The tiny settlement of Lunna lies where Lunna Ness is pinched by the two voes. Standing on a hillside here, with magnificent views in all directions is Lunna House. The most easterly wing of this was were built as early as 1660, and it was for many years the residence of the Hunter family. The house was significantly extended by the Bruce family in the early 1900s and today serves as a rather special B&B.
Lunna House,is today approached from the north. It is still possible to see traces of its old driveway leading straight up the hillside in front of it from the ornate gates beyond the modern road at the foot of the hill.

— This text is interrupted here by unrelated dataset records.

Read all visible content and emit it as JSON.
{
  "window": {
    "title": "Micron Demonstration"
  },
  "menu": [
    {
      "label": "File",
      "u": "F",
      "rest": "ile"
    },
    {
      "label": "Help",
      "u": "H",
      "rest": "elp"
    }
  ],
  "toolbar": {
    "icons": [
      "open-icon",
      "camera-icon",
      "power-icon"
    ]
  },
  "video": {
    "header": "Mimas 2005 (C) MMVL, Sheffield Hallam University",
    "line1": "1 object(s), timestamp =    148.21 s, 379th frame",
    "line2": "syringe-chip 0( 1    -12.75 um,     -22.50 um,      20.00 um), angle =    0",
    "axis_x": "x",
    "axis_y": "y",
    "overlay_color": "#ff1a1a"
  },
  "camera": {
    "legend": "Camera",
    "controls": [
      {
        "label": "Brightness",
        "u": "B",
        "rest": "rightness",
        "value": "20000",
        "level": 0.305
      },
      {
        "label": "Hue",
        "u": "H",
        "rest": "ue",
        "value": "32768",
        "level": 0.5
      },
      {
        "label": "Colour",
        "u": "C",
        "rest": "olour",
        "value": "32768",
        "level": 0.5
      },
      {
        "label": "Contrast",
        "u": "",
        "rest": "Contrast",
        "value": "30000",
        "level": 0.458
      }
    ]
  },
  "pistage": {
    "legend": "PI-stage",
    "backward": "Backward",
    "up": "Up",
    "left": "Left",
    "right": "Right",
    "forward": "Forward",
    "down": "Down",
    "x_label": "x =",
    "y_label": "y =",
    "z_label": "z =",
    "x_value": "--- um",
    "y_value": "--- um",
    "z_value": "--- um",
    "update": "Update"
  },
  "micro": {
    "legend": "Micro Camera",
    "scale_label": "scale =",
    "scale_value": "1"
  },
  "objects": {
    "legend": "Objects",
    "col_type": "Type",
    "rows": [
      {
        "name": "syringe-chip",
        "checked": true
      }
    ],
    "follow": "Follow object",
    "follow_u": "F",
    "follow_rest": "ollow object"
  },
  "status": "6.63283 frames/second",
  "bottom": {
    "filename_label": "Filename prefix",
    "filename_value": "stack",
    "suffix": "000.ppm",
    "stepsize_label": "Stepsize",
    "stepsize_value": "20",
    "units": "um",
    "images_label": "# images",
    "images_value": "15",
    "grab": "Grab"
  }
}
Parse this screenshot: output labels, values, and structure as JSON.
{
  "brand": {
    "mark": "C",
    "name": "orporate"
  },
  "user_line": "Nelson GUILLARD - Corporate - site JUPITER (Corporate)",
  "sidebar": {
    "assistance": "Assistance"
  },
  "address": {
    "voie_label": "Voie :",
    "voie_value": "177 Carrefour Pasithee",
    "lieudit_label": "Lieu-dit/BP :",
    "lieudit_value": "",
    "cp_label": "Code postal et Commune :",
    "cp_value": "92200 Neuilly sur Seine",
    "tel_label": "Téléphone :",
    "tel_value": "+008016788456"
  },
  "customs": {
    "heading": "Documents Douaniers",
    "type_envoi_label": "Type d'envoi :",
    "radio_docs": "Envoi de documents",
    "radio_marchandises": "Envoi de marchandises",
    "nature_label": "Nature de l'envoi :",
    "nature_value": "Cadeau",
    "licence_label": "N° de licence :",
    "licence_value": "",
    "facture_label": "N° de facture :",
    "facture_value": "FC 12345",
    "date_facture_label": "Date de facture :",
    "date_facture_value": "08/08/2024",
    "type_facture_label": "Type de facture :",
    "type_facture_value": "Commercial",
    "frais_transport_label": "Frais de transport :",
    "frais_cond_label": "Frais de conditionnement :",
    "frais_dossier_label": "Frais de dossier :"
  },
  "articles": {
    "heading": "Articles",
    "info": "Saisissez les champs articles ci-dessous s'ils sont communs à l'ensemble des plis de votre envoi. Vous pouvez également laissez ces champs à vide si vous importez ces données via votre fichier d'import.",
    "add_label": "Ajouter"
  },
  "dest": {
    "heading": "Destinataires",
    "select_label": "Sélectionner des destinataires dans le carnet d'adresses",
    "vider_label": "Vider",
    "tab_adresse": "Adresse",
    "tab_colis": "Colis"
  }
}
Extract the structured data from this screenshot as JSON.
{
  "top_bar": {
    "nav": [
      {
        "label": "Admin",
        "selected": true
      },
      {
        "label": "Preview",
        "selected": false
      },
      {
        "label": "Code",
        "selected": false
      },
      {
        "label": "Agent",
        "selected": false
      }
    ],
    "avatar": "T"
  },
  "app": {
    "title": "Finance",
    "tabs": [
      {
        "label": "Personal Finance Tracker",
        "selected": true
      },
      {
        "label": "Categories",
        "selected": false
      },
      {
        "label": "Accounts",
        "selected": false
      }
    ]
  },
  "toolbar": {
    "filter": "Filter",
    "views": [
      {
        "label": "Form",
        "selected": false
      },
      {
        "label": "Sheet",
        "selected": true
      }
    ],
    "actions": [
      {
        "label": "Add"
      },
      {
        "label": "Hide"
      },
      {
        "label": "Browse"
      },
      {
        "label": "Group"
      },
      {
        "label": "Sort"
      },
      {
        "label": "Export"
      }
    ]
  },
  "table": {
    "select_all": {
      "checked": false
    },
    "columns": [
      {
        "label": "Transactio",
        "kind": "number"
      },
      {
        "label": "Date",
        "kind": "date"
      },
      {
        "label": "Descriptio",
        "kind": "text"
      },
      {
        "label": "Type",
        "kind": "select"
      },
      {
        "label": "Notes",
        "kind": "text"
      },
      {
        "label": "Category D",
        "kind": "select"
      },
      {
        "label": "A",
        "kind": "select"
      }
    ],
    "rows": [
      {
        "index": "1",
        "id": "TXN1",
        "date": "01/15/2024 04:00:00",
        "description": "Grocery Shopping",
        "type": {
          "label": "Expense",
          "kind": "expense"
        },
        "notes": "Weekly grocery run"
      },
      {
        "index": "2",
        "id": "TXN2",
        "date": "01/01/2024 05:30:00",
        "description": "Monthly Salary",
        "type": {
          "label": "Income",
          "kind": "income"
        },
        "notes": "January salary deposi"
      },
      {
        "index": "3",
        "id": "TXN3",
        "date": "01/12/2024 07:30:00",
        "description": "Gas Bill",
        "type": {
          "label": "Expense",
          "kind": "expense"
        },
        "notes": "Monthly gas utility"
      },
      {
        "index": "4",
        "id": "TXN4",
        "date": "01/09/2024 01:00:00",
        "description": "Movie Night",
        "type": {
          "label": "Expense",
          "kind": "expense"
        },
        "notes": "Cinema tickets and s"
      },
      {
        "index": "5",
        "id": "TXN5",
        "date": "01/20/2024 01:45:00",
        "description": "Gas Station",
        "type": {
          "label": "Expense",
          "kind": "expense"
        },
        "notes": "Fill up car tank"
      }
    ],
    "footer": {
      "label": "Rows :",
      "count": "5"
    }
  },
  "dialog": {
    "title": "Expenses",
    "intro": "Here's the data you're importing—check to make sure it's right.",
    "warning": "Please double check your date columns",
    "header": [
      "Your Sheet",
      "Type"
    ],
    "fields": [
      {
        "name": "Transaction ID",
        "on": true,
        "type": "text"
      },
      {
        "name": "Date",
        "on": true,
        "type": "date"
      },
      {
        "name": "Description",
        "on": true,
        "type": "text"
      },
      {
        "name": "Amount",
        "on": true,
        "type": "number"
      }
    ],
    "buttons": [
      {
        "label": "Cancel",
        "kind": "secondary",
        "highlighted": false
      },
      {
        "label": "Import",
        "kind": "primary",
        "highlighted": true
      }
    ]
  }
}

Close by is Lunna Kirk, built by the Hunter family in 1753, probably on the site of a much older church. The building between the kirk and East Lunna Voe, which appears almost church-like at first sight, is actually a disused fishing booth, standing over a largely artificial beach laid to allow the catch to be dried. Also nearby is West Lunna Voe, which remains home to an active small pier, plust the remains of a lime burning kiln and a much older jetty.
In the early years of WWII Lunna House became the HQ of the Norwegian Resistance and boats regularly crossed from West Lunna Voe to the Norwegian fjords. This was the start of the famous Shetland Bus. As the scale of the operation increased it needed a base more easily accessible from the rest of Shetland and so moved to Scalloway, while Lunna Ness hosted one-man submarines and other unconventional means of waging war. After 1945 the area returned to the sounds of the crashing waves and the sea birds.